- Born: January 30, 1955 (age 71)
- Occupation: Artist
- Website: lancerodgersart.com

= Lance Rodgers =

Lance Dwayne Rodgers (born January 30, 1955) is an American postwar and contemporary artist, painter, fine art photographer, and musician based in St. Petersburg, Florida.

His art is displayed in many museums, including a permanent display at the James Museum of Western and Wildlife Art. A painting of his is also hanging in the American embassy in Madrid, Spain.

== Personal life ==
Lance Rodgers graduated from Northeast High School in 1973. He was a member of the swimming team, water polo team, German club, Lettemens' club, art club, varsity cheerleader, pep squad, stage band, and "uncle wigglys' board game champion".

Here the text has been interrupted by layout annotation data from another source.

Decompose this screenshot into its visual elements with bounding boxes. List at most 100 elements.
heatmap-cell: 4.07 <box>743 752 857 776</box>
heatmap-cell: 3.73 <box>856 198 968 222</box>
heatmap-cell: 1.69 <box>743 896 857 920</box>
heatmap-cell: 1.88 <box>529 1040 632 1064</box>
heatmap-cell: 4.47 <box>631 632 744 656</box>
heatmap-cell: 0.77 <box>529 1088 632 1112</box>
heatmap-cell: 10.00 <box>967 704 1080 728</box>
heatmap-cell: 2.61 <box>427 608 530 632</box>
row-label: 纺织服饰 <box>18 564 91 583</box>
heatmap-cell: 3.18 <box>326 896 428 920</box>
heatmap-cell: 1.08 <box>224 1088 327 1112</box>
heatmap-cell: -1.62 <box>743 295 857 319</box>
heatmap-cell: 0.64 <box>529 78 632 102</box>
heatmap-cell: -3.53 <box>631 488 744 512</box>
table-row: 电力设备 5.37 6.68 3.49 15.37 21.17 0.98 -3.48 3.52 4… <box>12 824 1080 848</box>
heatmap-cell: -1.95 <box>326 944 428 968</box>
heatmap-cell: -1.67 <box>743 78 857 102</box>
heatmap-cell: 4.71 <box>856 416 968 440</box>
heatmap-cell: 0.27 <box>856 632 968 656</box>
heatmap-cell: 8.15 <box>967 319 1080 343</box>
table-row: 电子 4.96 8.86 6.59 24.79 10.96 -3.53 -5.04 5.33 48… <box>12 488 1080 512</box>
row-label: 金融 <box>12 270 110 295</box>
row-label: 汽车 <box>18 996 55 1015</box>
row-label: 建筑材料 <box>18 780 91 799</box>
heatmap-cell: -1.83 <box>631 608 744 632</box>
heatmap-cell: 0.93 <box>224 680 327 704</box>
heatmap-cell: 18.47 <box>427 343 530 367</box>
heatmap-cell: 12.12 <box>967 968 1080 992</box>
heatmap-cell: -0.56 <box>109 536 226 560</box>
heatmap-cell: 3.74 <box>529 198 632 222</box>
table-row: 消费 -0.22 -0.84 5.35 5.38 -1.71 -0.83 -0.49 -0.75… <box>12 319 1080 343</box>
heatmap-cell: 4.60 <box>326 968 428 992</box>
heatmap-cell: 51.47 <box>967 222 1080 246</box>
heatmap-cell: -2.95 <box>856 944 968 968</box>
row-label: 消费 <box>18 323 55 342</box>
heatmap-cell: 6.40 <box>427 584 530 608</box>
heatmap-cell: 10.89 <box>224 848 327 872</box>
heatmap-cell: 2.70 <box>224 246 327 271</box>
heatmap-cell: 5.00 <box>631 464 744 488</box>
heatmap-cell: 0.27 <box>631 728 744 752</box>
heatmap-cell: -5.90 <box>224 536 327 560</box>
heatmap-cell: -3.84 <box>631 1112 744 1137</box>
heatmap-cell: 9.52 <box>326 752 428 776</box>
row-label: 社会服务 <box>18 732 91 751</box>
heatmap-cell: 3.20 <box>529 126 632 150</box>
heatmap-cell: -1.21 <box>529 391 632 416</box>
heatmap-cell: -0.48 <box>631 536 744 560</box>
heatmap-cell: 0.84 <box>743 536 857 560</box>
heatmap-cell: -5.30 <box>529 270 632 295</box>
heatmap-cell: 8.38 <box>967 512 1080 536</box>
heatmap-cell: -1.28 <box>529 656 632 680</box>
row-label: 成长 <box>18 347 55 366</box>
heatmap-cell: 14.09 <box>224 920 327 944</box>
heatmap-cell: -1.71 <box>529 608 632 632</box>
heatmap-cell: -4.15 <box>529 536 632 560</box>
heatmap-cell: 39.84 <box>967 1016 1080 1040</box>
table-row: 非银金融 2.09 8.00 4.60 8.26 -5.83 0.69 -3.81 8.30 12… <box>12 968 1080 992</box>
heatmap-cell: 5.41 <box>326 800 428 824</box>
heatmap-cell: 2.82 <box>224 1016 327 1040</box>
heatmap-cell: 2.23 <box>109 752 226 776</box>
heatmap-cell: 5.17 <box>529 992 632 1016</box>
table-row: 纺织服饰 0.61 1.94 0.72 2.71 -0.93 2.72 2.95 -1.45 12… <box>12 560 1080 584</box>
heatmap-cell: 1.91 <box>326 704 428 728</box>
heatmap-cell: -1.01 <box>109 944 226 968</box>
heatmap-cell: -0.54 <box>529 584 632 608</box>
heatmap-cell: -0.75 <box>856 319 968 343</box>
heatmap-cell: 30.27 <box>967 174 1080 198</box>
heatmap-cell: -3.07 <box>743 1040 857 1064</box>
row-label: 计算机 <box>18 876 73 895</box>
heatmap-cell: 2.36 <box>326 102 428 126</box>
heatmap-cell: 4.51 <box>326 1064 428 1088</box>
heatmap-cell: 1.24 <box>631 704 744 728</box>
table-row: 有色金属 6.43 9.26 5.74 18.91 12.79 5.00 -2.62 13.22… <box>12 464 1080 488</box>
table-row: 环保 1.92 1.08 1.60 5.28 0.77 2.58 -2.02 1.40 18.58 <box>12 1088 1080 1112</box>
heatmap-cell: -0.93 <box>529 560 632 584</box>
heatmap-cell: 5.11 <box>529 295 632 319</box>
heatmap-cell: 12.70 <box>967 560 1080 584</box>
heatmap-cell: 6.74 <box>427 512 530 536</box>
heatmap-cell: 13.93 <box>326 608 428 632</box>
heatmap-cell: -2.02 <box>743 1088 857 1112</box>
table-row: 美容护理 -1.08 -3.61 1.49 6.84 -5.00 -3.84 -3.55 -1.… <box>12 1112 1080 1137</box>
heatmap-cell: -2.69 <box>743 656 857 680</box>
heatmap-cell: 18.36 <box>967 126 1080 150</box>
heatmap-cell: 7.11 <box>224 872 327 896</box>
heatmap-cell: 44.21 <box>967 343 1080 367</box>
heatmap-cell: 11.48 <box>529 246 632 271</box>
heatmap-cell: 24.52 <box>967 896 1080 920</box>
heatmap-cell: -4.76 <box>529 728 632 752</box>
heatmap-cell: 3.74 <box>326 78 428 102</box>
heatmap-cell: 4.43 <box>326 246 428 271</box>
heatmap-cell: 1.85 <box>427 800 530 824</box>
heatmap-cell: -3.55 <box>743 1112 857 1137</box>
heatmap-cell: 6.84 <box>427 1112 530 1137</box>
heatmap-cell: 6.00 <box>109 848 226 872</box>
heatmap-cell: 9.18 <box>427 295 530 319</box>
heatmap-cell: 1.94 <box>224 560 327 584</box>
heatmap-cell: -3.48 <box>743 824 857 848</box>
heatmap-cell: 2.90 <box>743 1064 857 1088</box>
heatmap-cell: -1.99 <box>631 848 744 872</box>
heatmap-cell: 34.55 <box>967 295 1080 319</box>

He attended college at Florida State University where he completed his bachelor's in Visual Arts in 1977.

In 2003, Rodgers suffered a major heart complication that prevented him from painting for a couple of years

== Career ==
In 1992, Rodgers became Salt Creek Artworks’ first art tenant. Where he served as the Curator of Exhibitions there for 20 years. Rodgers organized exhibitions, located, and represented painters, sculptors, photographers, potters, performance, and installation artists from all over the United States.

Rodgers regularly hosts charity art auctions. In 1998 he helped raise $30,000 for American Stage. He would regularly perform auctions throughout his career.

The Salt Creek Art Center closed in 2012. Lance Rodgers was the only curator for all of its 20 years.

In 2020 his art was featured at the Left Bank Bistro in St. Petersburg, Florida.